3. What is new or novel about your project?

       a. Is there some aspect of your project's objective, or how you achieved it that you haven't done before?

The existing research only proposed a limited quantum solution for 3-SAT problem, and my research aims at a general solution for all SAT problems and adds a comparison of the proposed quantum solution against classical solution.

       b. Is your project's objective, or the way you implemented it, different from anything you have seen?

No research have focused on this objective previously.

       c. If you believe your work to be unique in some way, what research have you done to confirm that it is?

I have searched for satisfiability problem papers and Grover's algorithm solutions, and none of the resulting papers completed my objective. The closest one I discovered was a solution using Grover's algorithm on 3-SAT problem.

4. What was the most challenging part of completing your project?

      a. What problems did you encounter, and how did you overcome them?

One problem was the mathematical foundation required for doing quantum computing. Most parts of quantum computing require the use of linear algebra for description and analysis, but I did not learn linear algebra when I started the research. Therefore, I had to study myself about this subject and related mathematical tools.

      b. What did you learn from overcoming these problems?

I learned self-studying skills and how to better prepare the related background knowledge in future research.

5. If you were going to do this project again, are there any things you would you do differently the next time?

Yes. I would organize the papers I encountered during literature review more thoroughly and in more details to make it more convenient later.

6. Did working on this project give you any ideas for other projects? 

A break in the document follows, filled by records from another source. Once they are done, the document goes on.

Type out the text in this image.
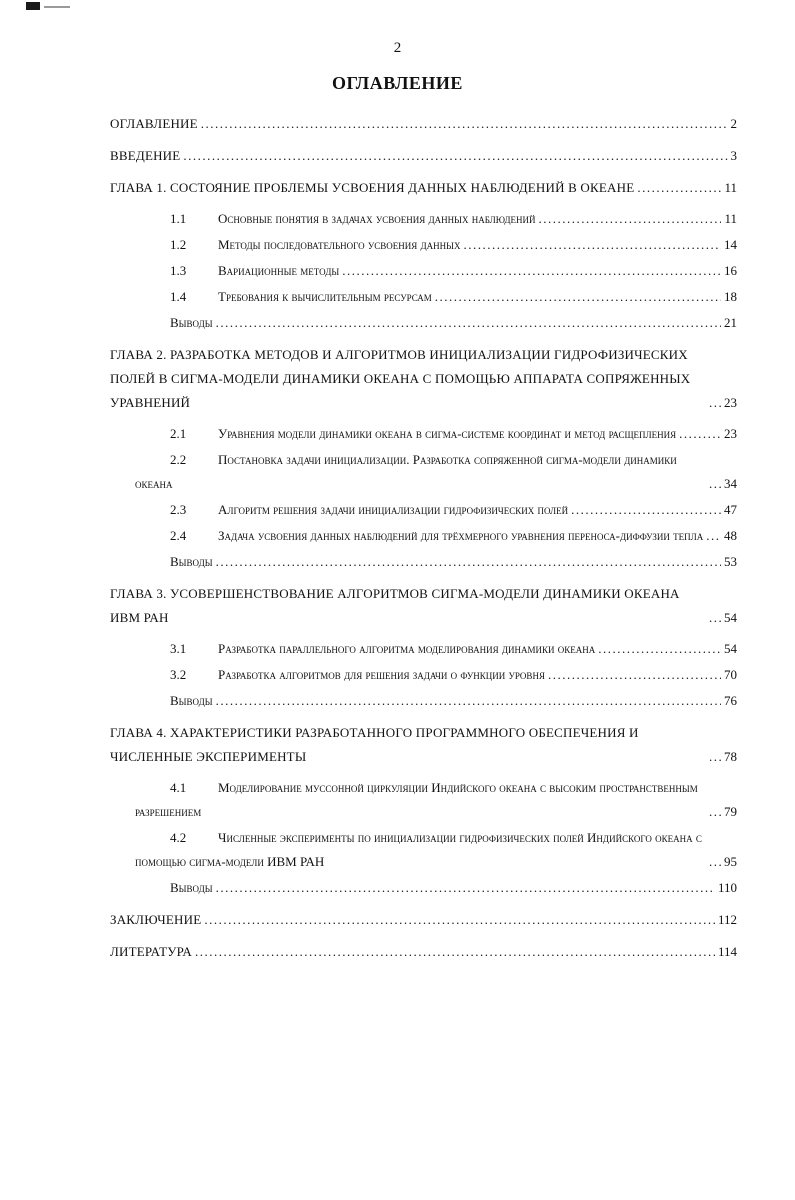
2
ОГЛАВЛЕНИЕ
ОГЛАВЛЕНИЕ .....	2
ВВЕДЕНИЕ .....	3
ГЛАВА 1. СОСТОЯНИЕ ПРОБЛЕМЫ УСВОЕНИЯ ДАННЫХ НАБЛЮДЕНИЙ В ОКЕАНЕ .....	11
1.1 Основные понятия в задачах усвоения данных наблюдений .....	11
1.2 Методы последовательного усвоения данных .....	14
1.3 Вариационные методы .....	16
1.4 Требования к вычислительным ресурсам .....	18
Выводы .....	21
ГЛАВА 2. РАЗРАБОТКА МЕТОДОВ И АЛГОРИТМОВ ИНИЦИАЛИЗАЦИИ ГИДРОФИЗИЧЕСКИХ ПОЛЕЙ В СИГМА-МОДЕЛИ ДИНАМИКИ ОКЕАНА С ПОМОЩЬЮ АППАРАТА СОПРЯЖЕННЫХ УРАВНЕНИЙ .....	23
2.1 Уравнения модели динамики океана в сигма-системе координат и метод расщепления .....	23
2.2 Постановка задачи инициализации. Разработка сопряженной сигма-модели динамики океана .....	34
2.3 Алгоритм решения задачи инициализации гидрофизических полей .....	47
2.4 Задача усвоения данных наблюдений для трёхмерного уравнения переноса-диффузии тепла ..... 48
Выводы .....	53
ГЛАВА 3. УСОВЕРШЕНСТВОВАНИЕ АЛГОРИТМОВ СИГМА-МОДЕЛИ ДИНАМИКИ ОКЕАНА ИВМ РАН .....	54
3.1 Разработка параллельного алгоритма моделирования динамики океана .....	54
3.2 Разработка алгоритмов для решения задачи о функции уровня .....	70
Выводы .....	76
ГЛАВА 4. ХАРАКТЕРИСТИКИ РАЗРАБОТАННОГО ПРОГРАММНОГО ОБЕСПЕЧЕНИЯ И ЧИСЛЕННЫЕ ЭКСПЕРИМЕНТЫ .....	78
4.1 Моделирование муссонной циркуляции Индийского океана с высоким пространственным разрешением .....	79
4.2 Численные эксперименты по инициализации гидрофизических полей Индийского океана с помощью сигма-модели ИВМ РАН .....	95
Выводы .....	110
ЗАКЛЮЧЕНИЕ .....	112
ЛИТЕРАТУРА .....	114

Yes. In the future, I will be working on Grover's algorithm even more deeply because I realized that the potential of this algorithm is more than solving satisfiability problems. I might also dive deeper into the solution that I have proposed and extend it to real life problems to optimize them. The results from this reseach can be used to develop more complicated satisfiability problem and thus can be applied to many areas in our life, and this might be a future direction for me.

7. How did COVID-19 affect the completion of your project?

The pandemic separated me and my mentor, which results in limited contact and restricted conversations because of the time zone difference. This reduced our communication opportunities.